Three theories come into the picture in dealing with CSR in light of the accountancy profession. These are legitimacy, stakeholder, and institutional.
On a primary note, a business should uphold legitimacy. In its emersion in the community, it has to abide by the laws and regulations which are mandated by the area of operation. Equally relevant, it must not discount the value of benchmarking within the industry it belongs to. In essence, a business must dance with the tides of the community and the industry, or they pay a great loss.
Taking the above in the vein of accountancy, a business should ensure that reports submitted to regulatory agencies are in the prescribed format. It should follow the minimum disclosure requirements of standard-setting bodies and communities. It has to faithfully represent reports. For instance, in presenting sales and expenses in the income statement, the accountant should comply with matching and accrual principles as prescribed by the accounting standards. Failure to do so would translate into serious consequences.
Intensifying the above argument would bring us back to the records of the Great Fall of Enron. The company has created fictitious transactions to dress its financial reports, thus distorting the provisions of the standards. Also, it departed from cash basis accounting to pay lower taxes. The effect – its legitimacy in the eyes of the stakeholders dramatically likewise collapsed. The main offshoot from this is that departing from set standards is a manifestation of social responsibility corrosion. Since conformity is driven by legitimacy, non-conformity premises illegitimacy.
With businesses viewed as not a sole operating entity, the power of the different stakeholders is put forward. As the concept of stakeholder theory suggests, a business should consider balancing the treatment given to each group of stakeholders. There is however a problem in this leaf as each group holds a different premise, and a different premise calls for different demands and actions. For instance, between creditors and investors as sources of funds, treatment would favor more the group (of stakeholders) who has provided greater funding. Moreover, a business may respond more to the demands of tax regulators and government agencies as consequences of non-compliance are more severe. In this ground, compliance with government regulations may place a more serious concern.
The foregoing scenarios deliver that even if there is the need to look at things equally, as the ethical perspective suggests, there is no denying that the managerial perspective graces a greener avenue. The reality is that whoever gives more benefits or graver punishments receives a higher degree of attention.
The intriguing part is that these theories are real fakes. The concept of decoupling in the institutional theory lingers; there is the separation between what is (on the paper) and what is (in practice). In accounting, this might be supported by saying reports are just lifeless inks.
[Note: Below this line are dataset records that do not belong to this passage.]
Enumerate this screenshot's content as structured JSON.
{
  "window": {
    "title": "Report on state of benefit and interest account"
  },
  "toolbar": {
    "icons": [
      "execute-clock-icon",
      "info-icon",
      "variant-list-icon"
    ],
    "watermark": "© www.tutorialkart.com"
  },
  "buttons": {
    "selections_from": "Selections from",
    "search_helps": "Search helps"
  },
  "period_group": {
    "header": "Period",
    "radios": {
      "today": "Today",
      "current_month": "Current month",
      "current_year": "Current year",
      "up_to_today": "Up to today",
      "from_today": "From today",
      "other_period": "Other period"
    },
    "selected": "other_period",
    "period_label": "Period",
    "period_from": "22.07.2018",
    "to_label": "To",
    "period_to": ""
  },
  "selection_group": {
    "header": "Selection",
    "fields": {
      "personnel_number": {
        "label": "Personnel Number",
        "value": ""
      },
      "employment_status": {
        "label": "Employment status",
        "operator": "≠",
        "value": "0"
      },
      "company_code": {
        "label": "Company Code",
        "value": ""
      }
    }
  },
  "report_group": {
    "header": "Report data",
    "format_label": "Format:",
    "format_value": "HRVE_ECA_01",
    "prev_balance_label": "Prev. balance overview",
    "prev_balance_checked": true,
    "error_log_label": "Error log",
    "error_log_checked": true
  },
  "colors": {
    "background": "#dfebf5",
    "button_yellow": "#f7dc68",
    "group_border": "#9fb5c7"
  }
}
A vivid stem is an accountant inflating the return on investment to buy (potential or existing) shareholders’ favor. It would be hypocritical for companies to claim that shareholders are not a priority. The truth is that maximization of shareholder’s wealth is the real end.
This would again boil down to the concept that a business tends to feed the mouths of those who feed them. Amidst the criticisms above, these theories, if taken strictly, would be practical guidelines of the profession.
The standard-setters in the accountancy profession have crafted the ideals of the practice on disclosure, measurement, and other concerns. If a business’s main goal is to be legitimate in the eyes of its stakeholders, it should conform standards, regardless of whose benefit is sacrificed or endangered. The beginning and the end of the spectrum is that a business should follow standards. Let it not be that reports are just on paper; the truth should be embedded in the footprints of practices.
In a nutshell, there is the needed judicious decision among accounting practitioners on living with the provisions of standards and norms of the accountancy profession whilst maintaining balanced treatment of the benefits of various stakeholders. Only then can the objectives of the above-mentioned theories be realized and be made instrumental in the competition.